Intro to Data Analytics Flashcards
Which role is responsible for project initiation and providing the requirements for a project?
Project sponsor
Which job position is primarily responsible for designing and constructing data pipelines within the field of data analytics?
Data engineer
Which role in a data analytics project helps data scientists shape data for analysis?
Data engineer
Which role in a data analytics project provides expertise for analytical techniques?
Data scientist
Which skills are required by data scientists for converting unstructured data to structured data in data analytics projects?
Data wrangling skills
Which skill must a business intelligence analyst possess to collect and organize data?
Data preparation
Which project-related activity typically takes up the majority of a data analyst’s time?
Data preparation
Which software do business intelligence analysts use to perform their responsibilities?
Microsoft Excel
What is a skill required of a data engineer?
Maintaining databases
Which group of stakeholders comprises the professionals, such as line managers?
Business users
Which stakeholder is primarily responsible for ensuring the desired quality of the project?
Project managers
Which stakeholder has access to essential tables or storage systems and guarantees the highest levels of security in the data repository?
Database administrator
Why is it significant to establish failure criteria for a data analytics project in the discovery phase?
It helps the team determine when it is best to accept the conclusions.
Which stakeholder extracts and transforms data during the discovery phase?
Data engineer
A person has been assigned to manage a project to implement a company-wide customer relationship management (CRM) system. The CRM system aims to centralize customer details, automate sales processes, and improve customer service. What skills are crucial for the project team members working on the CRM system implementation?

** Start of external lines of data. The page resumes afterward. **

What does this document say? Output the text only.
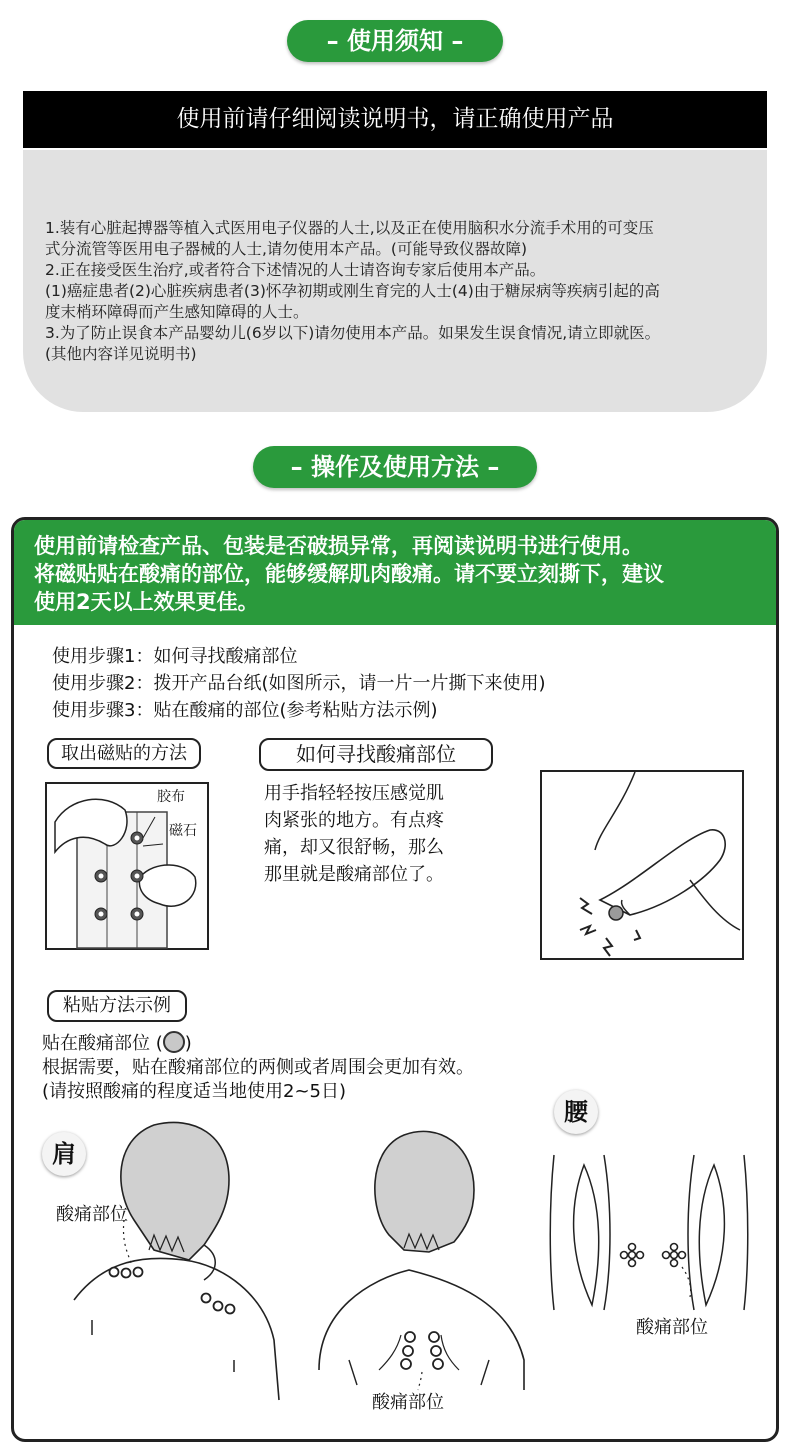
– 使用须知 –
使用前请仔细阅读说明书，请正确使用产品

1.装有心脏起搏器等植入式医用电子仪器的人士,以及正在使用脑积水分流手术用的可变压

式分流管等医用电子器械的人士,请勿使用本产品。(可能导致仪器故障)

2.正在接受医生治疗,或者符合下述情况的人士请咨询专家后使用本产品。

(1)癌症患者(2)心脏疾病患者(3)怀孕初期或刚生育完的人士(4)由于糖尿病等疾病引起的高

度末梢环障碍而产生感知障碍的人士。

3.为了防止误食本产品婴幼儿(6岁以下)请勿使用本产品。如果发生误食情况,请立即就医。

(其他内容详见说明书)

– 操作及使用方法 –
使用前请检查产品、包装是否破损异常，再阅读说明书进行使用。
将磁贴贴在酸痛的部位，能够缓解肌肉酸痛。请不要立刻撕下，建议
使用2天以上效果更佳。
使用步骤1：如何寻找酸痛部位
使用步骤2：拨开产品台纸(如图所示，请一片一片撕下来使用)
使用步骤3：贴在酸痛的部位(参考粘贴方法示例)
取出磁贴的方法	如何寻找酸痛部位
胶布
磁石
用手指轻轻按压感觉肌
肉紧张的地方。有点疼
痛，却又很舒畅，那么
那里就是酸痛部位了。
粘贴方法示例
贴在酸痛部位 ( )
根据需要，贴在酸痛部位的两侧或者周围会更加有效。
(请按照酸痛的程度适当地使用2~5日)
肩
腰
酸痛部位
酸痛部位
酸痛部位
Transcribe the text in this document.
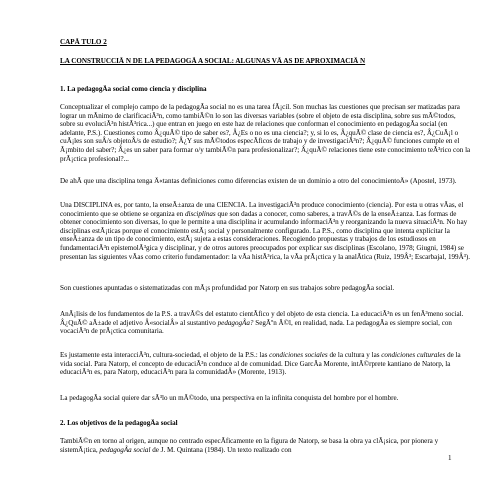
CAPÃ TULO 2

LA CONSTRUCCIÃ N DE LA PEDAGOGÃ A SOCIAL: ALGUNAS VÃ AS DE APROXIMACIÃ N

1. La pedagogÃa social como ciencia y disciplina

Conceptualizar el complejo campo de la pedagogÃa social no es una tarea fÃ¡cil. Son muchas las cuestiones que precisan ser matizadas para lograr un mÃnimo de clarificaciÃ³n, como tambiÃ©n lo son las diversas variables (sobre el objeto de esta disciplina, sobre sus mÃ©todos, sobre su evoluciÃ³n histÃ³rica...) que entran en juego en este haz de relaciones que conforman el conocimiento en pedagogÃa social (en adelante, P.S.). Cuestiones como Â¿quÃ© tipo de saber es?, Â¿Es o no es una ciencia?; y, si lo es, Â¿quÃ© clase de ciencia es?, Â¿CuÃ¡l o cuÃ¡les son suÂ/s objetoÂ/s de estudio?; Â¿Y sus mÃ©todos especÃficos de trabajo y de investigaciÃ³n?; Â¿quÃ© funciones cumple en el Ã¡mbito del saber?; Â¿es un saber para formar o/y tambiÃ©n para profesionalizar?; Â¿quÃ© relaciones tiene este conocimiento teÃ³rico con la prÃ¡ctica profesional?...

De ahÃ que una disciplina tenga Â«tantas definiciones como diferencias existen de un dominio a otro del conocimientoÂ» (Apostel, 1973).

Una DISCIPLINA es, por tanto, la enseÃ±anza de una CIENCIA. La investigaciÃ³n produce conocimiento (ciencia). Por esta u otras vÃas, el conocimiento que se obtiene se organiza en disciplinas que son dadas a conocer, como saberes, a travÃ©s de la enseÃ±anza. Las formas de obtener conocimiento son diversas, lo que le permite a una disciplina ir acumulando informaciÃ³n y reorganizando la nueva situaciÃ³n. No hay disciplinas estÃ¡ticas porque el conocimiento estÃ¡ social y personalmente configurado. La P.S., como disciplina que intenta explicitar la enseÃ±anza de un tipo de conocimiento, estÃ¡ sujeta a estas consideraciones. Recogiendo propuestas y trabajos de los estudiosos en fundamentaciÃ³n epistemolÃ³gica y disciplinar, y de otros autores preocupados por explicar sus disciplinas (Escolano, 1978; Giugni, 1984) se presentan las siguientes vÃas como criterio fundamentador: la vÃa histÃ³rica, la vÃa prÃ¡ctica y la analÃtica (Ruiz, 199Â³; Escarbajal, 199Â³).

Son cuestiones apuntadas o sistematizadas con mÃ¡s profundidad por Natorp en sus trabajos sobre pedagogÃa social.

AnÃ¡lisis de los fundamentos de la P.S. a travÃ©s del estatuto cientÃfico y del objeto de esta ciencia. La educaciÃ³n es un fenÃ³meno social. Â¿QuÃ© aÃ±ade el adjetivo Â«socialÂ» al sustantivo pedagogÃa? SegÃºn Ã©l, en realidad, nada. La pedagogÃa es siempre social, con vocaciÃ³n de prÃ¡ctica comunitaria.

Es justamente esta interacciÃ³n, cultura-sociedad, el objeto de la P.S.: las condiciones sociales de la cultura y las condiciones culturales de la vida social. Para Natorp, el concepto de educaciÃ³n conduce al de comunidad. Dice GarcÃa Morente, intÃ©rprete kantiano de Natorp, la educaciÃ³n es, para Natorp, educaciÃ³n para la comunidadÂ» (Morente, 1913).

La pedagogÃa social quiere dar sÃ³lo un mÃ©todo, una perspectiva en la infinita conquista del hombre por el hombre.

2. Los objetivos de la pedagogÃa social

TambiÃ©n en torno al origen, aunque no centrado especÃficamente en la figura de Natorp, se basa la obra ya clÃ¡sica, por pionera y sistemÃ¡tica, pedagogÃa social de J. M. Quintana (1984). Un texto realizado con

1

Data analysis, system integration, and training
Why is formulating an initial hypothesis an integral part of the discovery phase of the data analytics lifecycle?
It guides the subsequent data collection, processing, and analysis activities.
Who should be included as stakeholders in an analytics project?
Anyone who will benefit from the project
Who offers suggestions on ideas to test as the team formulates hypotheses during the discovery phase of a data analytics project?
Data scientists
Which activity occurs during the data preparation phase of the data analytics lifecycle?
Understanding of data
Which data visualization is most suitable for understanding the trend and progression of a variable over time in the data preparation phase?
Line charts
Which task is commonly performed to identify and address data quality issues during the data preparation phase?
Conducting data profiling
Which common data cleaning task is used to address the missing data in a data set?
Imputation
Which task is typically performed to handle outliers during the data preparation phase?
Truncating extreme valueS
A data analyst at a retail company is provided with a large dataset containing sales transactions, customer information, and product details. The analyst is tasked with preparing the data for analysis and modeling. Which activity would the analyst perform during the data preparation phase?
Exploring available data to understand its characteristics and suitability
Which activity is performed during the model planning phase of a data analysis project?
Selecting relevant features for modeling
Which programming language is primarily used for statistical analysis and data manipulation in the model planning phase?
R
Which classification model is based on the concept of probability and assigns class labels to instances based on the possibility of belonging to a particular class?
Naive Bayes
Which tool is used to connect users to relational databases and data warehouse appliances in the model planning phase?
SAS/ACCESS
Which regression model is commonly used for predicting a continuous numerical outcome based on a set of input features?
Linear regression
Which phase of the data analytics life cycle involves running analytical software packages on small datasets to test and refine models?
Model execution phase
Which step is typically performed after executing the model in the model execution phase?
Result analysis
Which testing procedure is used for evaluating the performance of a model in the data analytics life cycle?
Cross-validation
What is the role of the SPSS modeler in the model execution phase of the data analytics life cycle?
It is used for applying the trained model to new data for predictions.
How does the communication of results tie to the operationalize phase of data analytics?
It implements data-driven insights into business functions.
Which data visualization tool in the communicate results phase is used to create web-based visualization?
D3.js
Which measure assesses the validity of a correlation between two variables during the communicate results phase?
P-value